For my first Bullet Journal, I decided to use a notebook that my best friend Sophie bought me for my 18th birthday. I’m not sure where it’s from, but I thought it was perfect. It’s A5, lined (which I prefer) and just really simple and cute, with this shiny gold pattern on the front and back. It’s super discreet, which I like (being very secretive about my many many notebooks).
So, when I first started trying to make my bullet journal, I downloaded and printed a bunch of blank month-calendar things, and stuck them into the page at each month. Here’s what it looked like:
I really loved this, as it gave me a chance to be creative with making flip-out parts, and decorating the blank templates. However, eventually I felt a bit restricted size-wise with my cutouts. Admittedly, I could have just printed them a bit bigger, but I fancied a change, And that brings me to how I set out my months now:
I find this way a lot more spacious, and it also gives me a lot more creative freedom than the cutouts. However, if I wanted to go back to being more minimal and neat in my approach (which is just so not me), I think I’d stick with the print-outs.
Then onto the weeklies. These are a lot less pretty, and a lot more ad-hoc, unfortunately for those neat-freaks out there. Because I’m a disorganized mess, I tend to write out each day of the week, and the date, every month in advance, using a two page spread. On one side, I’ll write the dates and things that I need to do/remember/or what’s happening on that day. Opposite this, I’ll write my weekly to-do’s, which tend to be extremely varied.
While this method might make some of those who like prettiness cry (I’m sorry, I’m not artistic or neat), this method works for me. It’s quick and easy to update and check when I need, it allows me to jot down random thoughts as well, such as blog post ideas and when I might post it, and just works for me.
As you might have noticed, I don’t actually use any of the real Bullet Journal techniques, such as trackers, bulleting events and such differently, but that is just me. It’s the eay I work, and I don’t have the patience to sit around faffing with decoration and trackers. But if that would work for you, then please do give it a go!
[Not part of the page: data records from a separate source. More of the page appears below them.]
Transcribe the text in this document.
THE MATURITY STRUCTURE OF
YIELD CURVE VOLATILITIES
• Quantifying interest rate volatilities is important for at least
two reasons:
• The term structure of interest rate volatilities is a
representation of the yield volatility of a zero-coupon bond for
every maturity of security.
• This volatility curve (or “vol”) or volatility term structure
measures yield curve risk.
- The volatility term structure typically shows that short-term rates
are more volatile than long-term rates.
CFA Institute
There are a few more little bits I wanted to share with you that I included in my journal over the months, and one of which was my revision timetable.
Now I cannot, for the life of me, stick to a timetable like this. It didn’t work for this one, nor has it worked for any others I might try to stick to. I’m a waffly, flaky person (much like an ice cream cone), and I can’t stick to schedules or anything, because honestly life is just too short. But, I was really proud of this page and this idea when I was studying for my A Levels, and it might offer some inspiration to those who may need it this year.
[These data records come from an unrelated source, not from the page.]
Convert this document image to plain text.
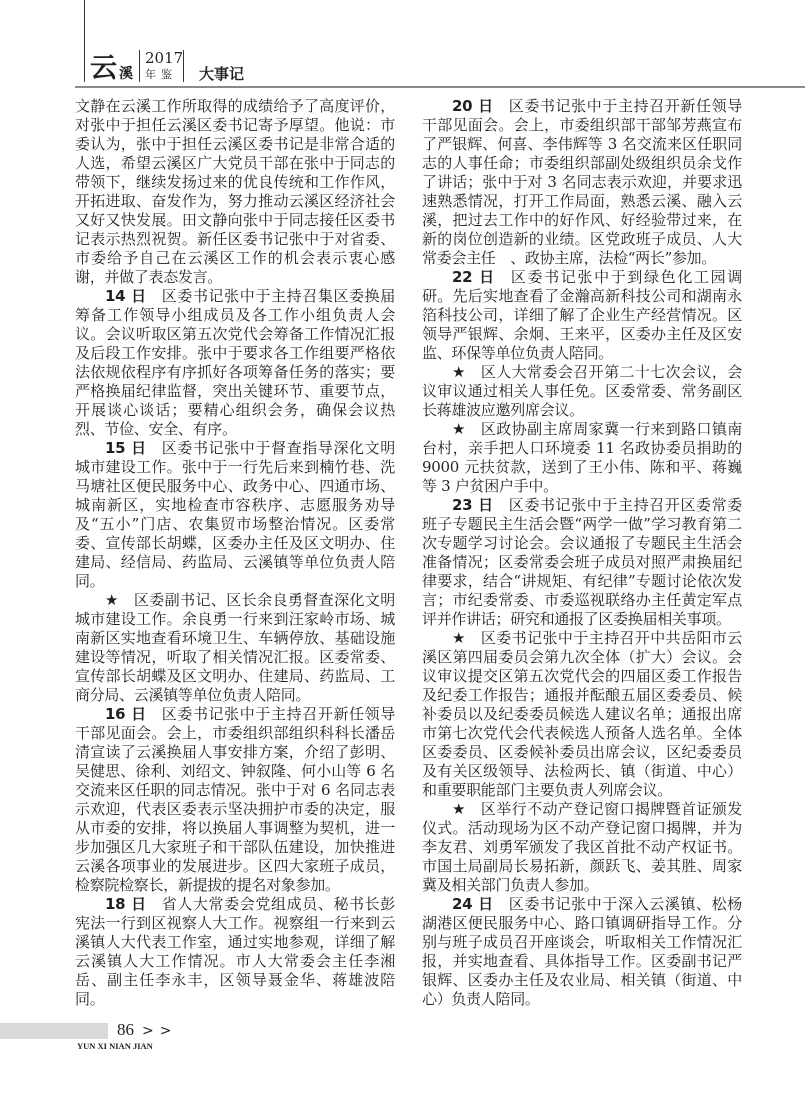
云 溪
2017
年鉴 大事记

文静在云溪工作所取得的成绩给予了高度评价，对张中于担任云溪区委书记寄予厚望。他说：市委认为，张中于担任云溪区委书记是非常合适的人选，希望云溪区广大党员干部在张中于同志的带领下，继续发扬过来的优良传统和工作作风，开拓进取、奋发作为，努力推动云溪区经济社会又好又快发展。田文静向张中于同志接任区委书记表示热烈祝贺。新任区委书记张中于对省委、市委给予自己在云溪区工作的机会表示衷心感谢，并做了表态发言。

14 日 区委书记张中于主持召集区委换届筹备工作领导小组成员及各工作小组负责人会议。会议听取区第五次党代会筹备工作情况汇报及后段工作安排。张中于要求各工作组要严格依法依规依程序有序抓好各项筹备任务的落实；要严格换届纪律监督，突出关键环节、重要节点，开展谈心谈话；要精心组织会务，确保会议热烈、节俭、安全、有序。

15 日 区委书记张中于督查指导深化文明城市建设工作。张中于一行先后来到楠竹巷、洗马塘社区便民服务中心、政务中心、四通市场、城南新区，实地检查市容秩序、志愿服务劝导及“五小”门店、农集贸市场整治情况。区委常委、宣传部长胡蝶，区委办主任及区文明办、住建局、经信局、药监局、云溪镇等单位负责人陪同。

★ 区委副书记、区长余良勇督查深化文明城市建设工作。余良勇一行来到汪家岭市场、城南新区实地查看环境卫生、车辆停放、基础设施建设等情况，听取了相关情况汇报。区委常委、宣传部长胡蝶及区文明办、住建局、药监局、工商分局、云溪镇等单位负责人陪同。

16 日 区委书记张中于主持召开新任领导干部见面会。会上，市委组织部组织科科长潘岳清宣读了云溪换届人事安排方案，介绍了彭明、吴健思、徐利、刘绍文、钟叙隆、何小山等 6 名交流来区任职的同志情况。张中于对 6 名同志表示欢迎，代表区委表示坚决拥护市委的决定，服从市委的安排，将以换届人事调整为契机，进一步加强区几大家班子和干部队伍建设，加快推进云溪各项事业的发展进步。区四大家班子成员，检察院检察长，新提拔的提名对象参加。

18 日 省人大常委会党组成员、秘书长彭宪法一行到区视察人大工作。视察组一行来到云溪镇人大代表工作室，通过实地参观，详细了解云溪镇人大工作情况。市人大常委会主任李湘岳、副主任李永丰，区领导聂金华、蒋雄波陪同。

20 日 区委书记张中于主持召开新任领导干部见面会。会上，市委组织部干部邹芳燕宣布了严银辉、何喜、李伟辉等 3 名交流来区任职同志的人事任命；市委组织部副处级组织员余戈作了讲话；张中于对 3 名同志表示欢迎，并要求迅速熟悉情况，打开工作局面，熟悉云溪、融入云溪，把过去工作中的好作风、好经验带过来，在新的岗位创造新的业绩。区党政班子成员、人大常委会主任　、政协主席，法检“两长”参加。

22 日 区委书记张中于到绿色化工园调研。先后实地查看了金瀚高新科技公司和湖南永箔科技公司，详细了解了企业生产经营情况。区领导严银辉、余炯、王来平，区委办主任及区安监、环保等单位负责人陪同。

★ 区人大常委会召开第二十七次会议，会议审议通过相关人事任免。区委常委、常务副区长蒋雄波应邀列席会议。

★ 区政协副主席周家冀一行来到路口镇南台村，亲手把人口环境委 11 名政协委员捐助的 9000 元扶贫款，送到了王小伟、陈和平、蒋巍等 3 户贫困户手中。

23 日 区委书记张中于主持召开区委常委班子专题民主生活会暨“两学一做”学习教育第二次专题学习讨论会。会议通报了专题民主生活会准备情况；区委常委会班子成员对照严肃换届纪律要求，结合“讲规矩、有纪律”专题讨论依次发言；市纪委常委、市委巡视联络办主任黄定军点评并作讲话；研究和通报了区委换届相关事项。

★ 区委书记张中于主持召开中共岳阳市云溪区第四届委员会第九次全体（扩大）会议。会议审议提交区第五次党代会的四届区委工作报告及纪委工作报告；通报并酝酿五届区委委员、候补委员以及纪委委员候选人建议名单；通报出席市第七次党代会代表候选人预备人选名单。全体区委委员、区委候补委员出席会议，区纪委委员及有关区级领导、法检两长、镇（街道、中心）和重要职能部门主要负责人列席会议。

★ 区举行不动产登记窗口揭牌暨首证颁发仪式。活动现场为区不动产登记窗口揭牌，并为李友君、刘勇军颁发了我区首批不动产权证书。市国土局副局长易拓新，颜跃飞、姜其胜、周家冀及相关部门负责人参加。

24 日 区委书记张中于深入云溪镇、松杨湖港区便民服务中心、路口镇调研指导工作。分别与班子成员召开座谈会，听取相关工作情况汇报，并实地查看、具体指导工作。区委副书记严银辉、区委办主任及农业局、相关镇（街道、中心）负责人陪同。

86 >>
YUN XI NIAN JIAN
Another little, more personal part, of my Bullet Journal is my ‘Memories’ pages. This is one I’ve actually stuck with since the beginning, and I’m really liking how they turn out. At the end of every month, I write down the previous month’s main events (generally the ones that made me happy, but if something big happens, I’ll still record it). I started doing this because, at the end of 2015, so much had happened that I wanted to remember, but I knew I never would just from memory alone. So, along came the memories page. I’ll sit and have a rethink over what’s been going on, read through my previous pages in the journal, and just chuck them onto a pretty page, with some drawings to remembers (cause, come on, they’re cute!). Here’s the one I made for March this year:
And there you have it. That’s my (not so) Bullet Journal, 2016. I hope no one cried at how messy it is, and I hope it’s given some that little push they needed to start their own.
I was thinking of making this a regular type of post, maybe seasonal, so that I can post updates on things that have changed in my journalling system, and any tips and tricks I’ve found. If that’s something you’d be interested in, like or comment on this post!
Thanks again, hope everyone’s October is off to a spooky start!